There is no fast food.



Each man must

take care of his 3 kids ;

keep his assigned house clean ,

correct all homework ,

and complete science projects ,

cook , do laundry ,

and pay a list of 'pretend' bills

with not enough money.



In addition, each man

will have to budget in money

for groceries each week.



Each man

must remember the birthdays

of all their friends and relatives ,

and send cards out

on time--no emailing .



Each man must also

take each child to a doctor's appointment ,

a dentist appointment

and a haircut appointment .



He must make

one unscheduled and inconvenient

visit per child

to the Urgent Care.



He must also

make cookies or cupcakes

for a social function.



Each man will be responsible for

decorating his own assigned house ,

planting flowers outside

and keeping it presentable

at all times.



The men will only

have access to television

when the kids are asleep

and all chores are done .



The men must

shave their legs ,

wear makeup daily ,

adorn t hemselves with jewelry,

wear uncomfortable yet stylish shoes ,

keep fingernails polished

and eyebrows groomed .



During one of the six weeks ,

the men will have to endure severe abdominal cramps, back aches,

and have extreme, unexplained mood swings but never once complain or

slow down from other duties.



They must attend

weekly school meetings ,

church , and find time

at least once to spend the afternoon

at the park or a similar setting.



They will need to

read a book to the kids

each night and in the morning,

feed them , dress them ,

brush their teeth and

comb their hair by 7:00 am.



A test will be given at the end of the six weeks, and each father will be required to know all of the following information:

each child's birthday,

height, weight,

shoe size, clothes size

and doctor's name.

Also the child's weight at birth,

length, time of birth,

and length of labor,

each child's favorite color,

middle name,

favorite snack,

favorite song,

favorite drink,

favorite toy,

biggest fear and

what they want to be when they grow up.



The kids vote them off the island

based on performance.

The last man wins only if...

he still has enough energy

to be intimate with his spouse

at a moment's notice.
 
:lmao: Hey thats my life.

and don't forgot god help if have time to get intimate we usually slip up and get pregnant.
 
Bobbitt Family Update


In a recent news broadcast, it was announced that Lorena Bobbitt's sister Louella
Was arrested for an alleged attempt to perform the same act on her husband
as her famous sister had done several years ago.
Sources reveal the sister was not as accurate as Lorena.

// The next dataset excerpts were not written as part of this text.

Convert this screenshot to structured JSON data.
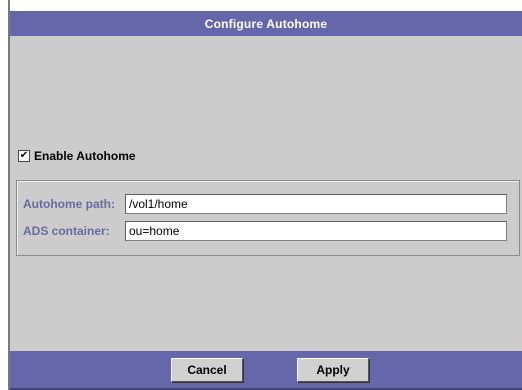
{
  "dialog": {
    "title": "Configure Autohome"
  },
  "enable_autohome": {
    "label": "Enable Autohome",
    "checked": true,
    "check_glyph": "✔"
  },
  "fields": {
    "autohome_path": {
      "label": "Autohome path:",
      "value": "/vol1/home"
    },
    "ads_container": {
      "label": "ADS container:",
      "value": "ou=home"
    }
  },
  "buttons": {
    "cancel_label": "Cancel",
    "apply_label": "Apply"
  },
  "colors": {
    "title_bar": "#6666aa",
    "panel_bg": "#cccccc",
    "field_label": "#6a6aa0"
  }
}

She allegedly missed the target and stabbed her husband in the upper
thigh causing severe muscle and tendon damage.
The husband is reported to be in serious, but stable
condition, and Louella has been charged with ...




?


?

?


?



A Misdewiener!
 
Not a joke, but...

20.gif
 
I just couldn't resist...



Little Johnny strikes again. Hilarious



A teacher in Elmira, New York asked her 6th grade class how many of them were Obama fans.



Not really knowing what an Obama fan is, but wanting to be liked by the teacher, all the kids raised their hands except for Little Johnny.



The teacher asked Little Johnny why he had decided to be

different...again.



Little Johnny said, 'Because I'm not an Obama fan.'



The teacher asked, 'Why aren't you an Obama fan?'



Johnny said, 'Because I'm a Republican.'



The teacher asked him why he's a Republican.



Little Johnny answered, 'Well, my Mom's a Republican and my Dad's a Republican, so I'm a Republican.'



Annoyed by this answer, the teacher asked, 'If your mom was a moron and your dad was an idiot, what would that make you?'



With a big smile, Little Johnny replied, 'That would make me an Obama fan.'
 
Not a joke, but...

20.gif

Al, on our way back from WDW we spotted this post my DS loved it.

Thanks to all for making our drive feel a little shorter with this board and John's chat.